Le coup du grand retour de la dictée
Par Société des agrégés, le 21 septembre 2015
L’annonce de Najat Vallaud-Belkacem sur la dictée quotidienne à remettre au goût du jour dans les écoles a été récemment interprétée comme un coup politique. Or cette annonce, faite au moment de la publication des nouveaux programmes, loin d’être une volte-face devant le jargon et l’absurdité des précédentes moutures, illustre surtout les contradictions dans lesquelles se débat notre école et la regrettable vacuité des discours en matière d’éducation.
Le même jour, il fallait écouter Michel Lussault, président du Conseil supérieur des programmes, pontifier et expliquer ce qu’est une dictée. On l’entendit gloser abondamment sur la définition large de ce mot : la dictée se trouvait dans toutes les disciplines, par exemple en arts plastiques, lorsque le professeur énonçait une consigne. Usage bien flottant du vocabulaire et bien préoccupant quand il s’agit d’un concepteur de programmes mais très répandu depuis longtemps dans l’Education nationale.
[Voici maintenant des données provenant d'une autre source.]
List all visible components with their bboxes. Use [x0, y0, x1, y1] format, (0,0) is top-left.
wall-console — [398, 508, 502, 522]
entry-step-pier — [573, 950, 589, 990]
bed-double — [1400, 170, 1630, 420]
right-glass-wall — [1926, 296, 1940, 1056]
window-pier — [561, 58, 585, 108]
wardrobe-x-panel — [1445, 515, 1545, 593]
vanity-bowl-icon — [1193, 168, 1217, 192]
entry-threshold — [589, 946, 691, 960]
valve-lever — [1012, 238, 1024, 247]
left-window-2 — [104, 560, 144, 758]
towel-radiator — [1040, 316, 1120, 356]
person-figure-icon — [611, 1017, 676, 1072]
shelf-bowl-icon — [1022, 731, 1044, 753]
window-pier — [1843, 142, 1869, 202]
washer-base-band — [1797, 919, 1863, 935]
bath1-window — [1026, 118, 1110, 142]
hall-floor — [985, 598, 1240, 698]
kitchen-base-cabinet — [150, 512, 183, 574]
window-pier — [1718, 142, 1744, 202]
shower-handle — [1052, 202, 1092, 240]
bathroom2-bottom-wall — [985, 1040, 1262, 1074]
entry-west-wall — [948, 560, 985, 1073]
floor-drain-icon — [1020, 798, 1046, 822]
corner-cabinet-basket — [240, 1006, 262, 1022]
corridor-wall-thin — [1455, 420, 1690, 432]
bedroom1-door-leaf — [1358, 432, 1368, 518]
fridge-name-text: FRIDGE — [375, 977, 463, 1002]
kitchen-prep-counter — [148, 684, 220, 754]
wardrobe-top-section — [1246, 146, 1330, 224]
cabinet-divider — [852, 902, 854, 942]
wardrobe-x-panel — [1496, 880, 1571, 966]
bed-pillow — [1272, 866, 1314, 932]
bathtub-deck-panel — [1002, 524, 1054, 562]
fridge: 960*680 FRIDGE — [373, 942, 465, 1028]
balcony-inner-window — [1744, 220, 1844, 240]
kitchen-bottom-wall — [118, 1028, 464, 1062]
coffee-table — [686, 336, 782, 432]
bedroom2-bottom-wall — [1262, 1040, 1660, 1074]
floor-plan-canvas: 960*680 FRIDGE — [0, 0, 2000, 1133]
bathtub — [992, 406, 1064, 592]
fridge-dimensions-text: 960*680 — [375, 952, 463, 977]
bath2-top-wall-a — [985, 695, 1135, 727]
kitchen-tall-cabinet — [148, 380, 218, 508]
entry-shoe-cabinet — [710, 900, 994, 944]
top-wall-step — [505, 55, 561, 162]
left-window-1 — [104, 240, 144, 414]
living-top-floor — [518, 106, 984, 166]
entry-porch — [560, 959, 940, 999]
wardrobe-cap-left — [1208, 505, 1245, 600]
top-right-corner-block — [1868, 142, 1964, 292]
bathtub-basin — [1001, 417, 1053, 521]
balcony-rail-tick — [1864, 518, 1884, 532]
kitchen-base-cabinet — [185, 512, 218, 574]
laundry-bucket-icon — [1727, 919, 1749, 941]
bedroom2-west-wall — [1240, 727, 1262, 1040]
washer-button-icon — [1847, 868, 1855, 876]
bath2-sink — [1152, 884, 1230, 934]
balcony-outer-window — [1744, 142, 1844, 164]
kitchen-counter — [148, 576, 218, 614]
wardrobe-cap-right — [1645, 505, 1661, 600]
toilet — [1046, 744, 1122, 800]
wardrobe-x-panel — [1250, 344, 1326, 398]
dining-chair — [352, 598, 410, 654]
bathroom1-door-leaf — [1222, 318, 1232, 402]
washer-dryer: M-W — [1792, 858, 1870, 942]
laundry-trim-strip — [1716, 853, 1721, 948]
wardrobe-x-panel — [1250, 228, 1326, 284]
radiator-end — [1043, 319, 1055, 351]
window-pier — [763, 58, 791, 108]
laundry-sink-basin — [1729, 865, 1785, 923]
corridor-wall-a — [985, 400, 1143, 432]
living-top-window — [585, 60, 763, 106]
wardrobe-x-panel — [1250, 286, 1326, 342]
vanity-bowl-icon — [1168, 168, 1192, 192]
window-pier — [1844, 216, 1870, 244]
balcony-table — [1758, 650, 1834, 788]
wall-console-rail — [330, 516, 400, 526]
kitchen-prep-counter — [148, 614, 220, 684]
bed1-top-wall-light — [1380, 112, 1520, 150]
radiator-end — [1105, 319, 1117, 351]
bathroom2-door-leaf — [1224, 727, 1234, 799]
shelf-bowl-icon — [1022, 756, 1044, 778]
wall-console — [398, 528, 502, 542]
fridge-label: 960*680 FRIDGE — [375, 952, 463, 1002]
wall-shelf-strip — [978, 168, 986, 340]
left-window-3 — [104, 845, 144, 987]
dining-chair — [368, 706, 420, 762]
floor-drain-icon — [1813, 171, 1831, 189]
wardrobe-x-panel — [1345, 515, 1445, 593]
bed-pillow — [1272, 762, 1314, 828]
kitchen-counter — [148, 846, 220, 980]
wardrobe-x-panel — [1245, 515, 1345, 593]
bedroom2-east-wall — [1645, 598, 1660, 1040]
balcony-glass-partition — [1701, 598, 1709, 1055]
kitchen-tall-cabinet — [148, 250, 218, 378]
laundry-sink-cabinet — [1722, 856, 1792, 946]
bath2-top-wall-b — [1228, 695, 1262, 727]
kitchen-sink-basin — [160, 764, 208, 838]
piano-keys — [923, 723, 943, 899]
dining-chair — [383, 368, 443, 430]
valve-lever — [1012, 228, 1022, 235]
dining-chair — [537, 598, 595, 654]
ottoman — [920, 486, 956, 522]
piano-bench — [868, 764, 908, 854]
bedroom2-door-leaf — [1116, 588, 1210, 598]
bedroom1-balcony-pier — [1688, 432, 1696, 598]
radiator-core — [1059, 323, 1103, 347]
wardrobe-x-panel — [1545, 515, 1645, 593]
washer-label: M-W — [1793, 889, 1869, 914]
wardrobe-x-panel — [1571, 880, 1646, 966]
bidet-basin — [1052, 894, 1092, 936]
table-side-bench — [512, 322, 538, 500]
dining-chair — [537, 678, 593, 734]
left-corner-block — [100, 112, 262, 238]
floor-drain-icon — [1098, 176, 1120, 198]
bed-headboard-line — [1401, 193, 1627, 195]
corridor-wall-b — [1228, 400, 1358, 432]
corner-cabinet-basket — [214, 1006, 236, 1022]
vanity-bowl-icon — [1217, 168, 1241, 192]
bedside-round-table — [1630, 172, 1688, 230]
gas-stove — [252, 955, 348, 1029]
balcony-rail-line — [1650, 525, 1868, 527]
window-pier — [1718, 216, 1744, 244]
Bref, on a compris que ce prétendu retour à la dictée et à l’entraînement n’est qu’un nouvel avatar de l’agitation et de la diarrhée verbale qui aboutissent à la liste illimitée des contradictions propres à l’Education nationale : prôner la liberté pédagogique du professeur tout en l’enfermant dans de strictes limites, se prononcer pour l’effort et l’entraînement tout en promouvant le jeu et l’utilisation débridée du numérique, appeler l’école à revenir aux fondamentaux tout en ajoutant à ses missions le développement durable et le code de la route, rappeler l’importance de la maîtrise du français tout en en diminuant les horaires, expliquer que l’école libère et apprend à être autonome tout en mettant en place un catéchisme idéologique qui n’a de citoyen et de républicain que le nom.
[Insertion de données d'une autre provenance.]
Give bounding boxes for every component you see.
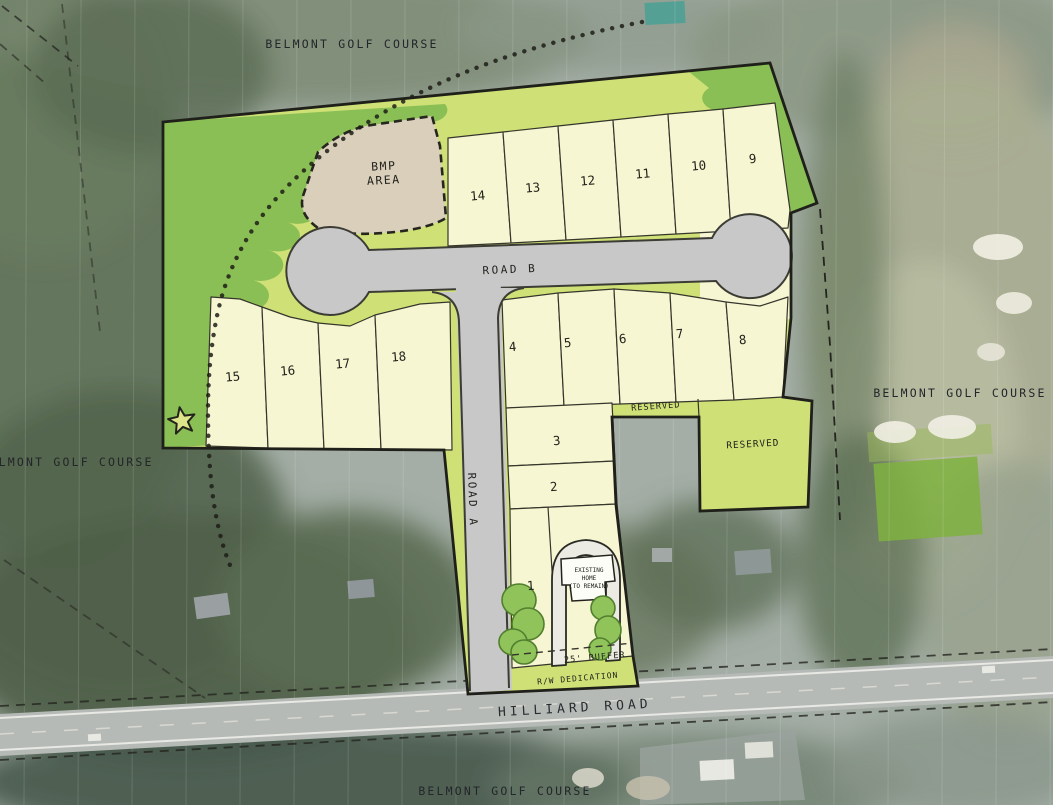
bmp-area-label-line2: AREA — [367, 172, 401, 188]
lot-3-parcel — [506, 403, 615, 466]
golf-course-label-bottom: BELMONT GOLF COURSE — [418, 784, 591, 798]
lot-6-parcel — [614, 289, 676, 404]
golf-course-label-right: BELMONT GOLF COURSE — [873, 386, 1046, 400]
vehicle — [88, 734, 101, 742]
lot-9-number: 9 — [748, 151, 757, 167]
existing-home-label-line2: HOME — [582, 575, 597, 582]
road-b-label: ROAD B — [482, 262, 537, 277]
lot-18-parcel — [375, 302, 452, 450]
site-plan-page: BELMONT GOLF COURSE BELMONT GOLF COURSE … — [0, 0, 1053, 805]
lot-8-parcel — [726, 297, 788, 400]
lot-10-number: 10 — [690, 157, 706, 173]
lot-6-number: 6 — [618, 331, 627, 347]
lot-8-number: 8 — [738, 332, 747, 348]
lot-2-number: 2 — [549, 479, 558, 494]
lot-4-number: 4 — [508, 339, 517, 355]
vehicle — [982, 666, 995, 674]
site-plan-map: BELMONT GOLF COURSE BELMONT GOLF COURSE … — [0, 0, 1053, 805]
lot-17-parcel — [318, 315, 381, 449]
lot-2-parcel — [508, 461, 617, 509]
bmp-area-label-line1: BMP — [371, 158, 397, 173]
lot-7-number: 7 — [675, 326, 684, 342]
lot-17-number: 17 — [334, 355, 350, 371]
lot-18-number: 18 — [390, 348, 406, 364]
road-a-label: ROAD A — [465, 472, 480, 527]
lot-14-number: 14 — [469, 187, 485, 203]
lot-7-parcel — [670, 293, 734, 402]
lot-11-number: 11 — [634, 165, 650, 181]
lot-16-number: 16 — [279, 362, 295, 378]
existing-home-label-line3: (TO REMAIN) — [569, 583, 609, 590]
lot-3-number: 3 — [552, 433, 561, 448]
lot-13-number: 13 — [524, 179, 540, 195]
tree — [511, 640, 537, 664]
lot-1-number: 1 — [526, 578, 535, 593]
lot-12-number: 12 — [579, 172, 595, 188]
golf-course-label-left: BELMONT GOLF COURSE — [0, 455, 154, 469]
lot-16-parcel — [262, 307, 324, 449]
golf-course-label-top: BELMONT GOLF COURSE — [265, 37, 438, 51]
existing-home-label-line1: EXISTING — [575, 567, 604, 574]
lot-15-number: 15 — [224, 368, 240, 384]
lot-5-number: 5 — [563, 335, 572, 351]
Depuis longtemps, toutes les campagnes de communication de l’Education nationale visent à faire croire qu’on offre aux élèves de la haute-couture et du sur-mesure quand les professeurs, sous l’effet des réformes successives, ne peuvent fournir que du prêt-à-porter. À prétendre que tout ministre est un grand réformateur et tout professeur un ennemi du progrès. À expliquer aux parents, à grand renfort de documents colorés, que les professeurs ont tous les moyens pour faire réussir leurs enfants. De là à faire entendre à l’opinion que les professeurs sont les seuls responsables de l’échec de l’école quand il serait extrêmement simple d’y remédier… il n’y a qu’un pas, vite franchi par l’annonce du retour de la dictée.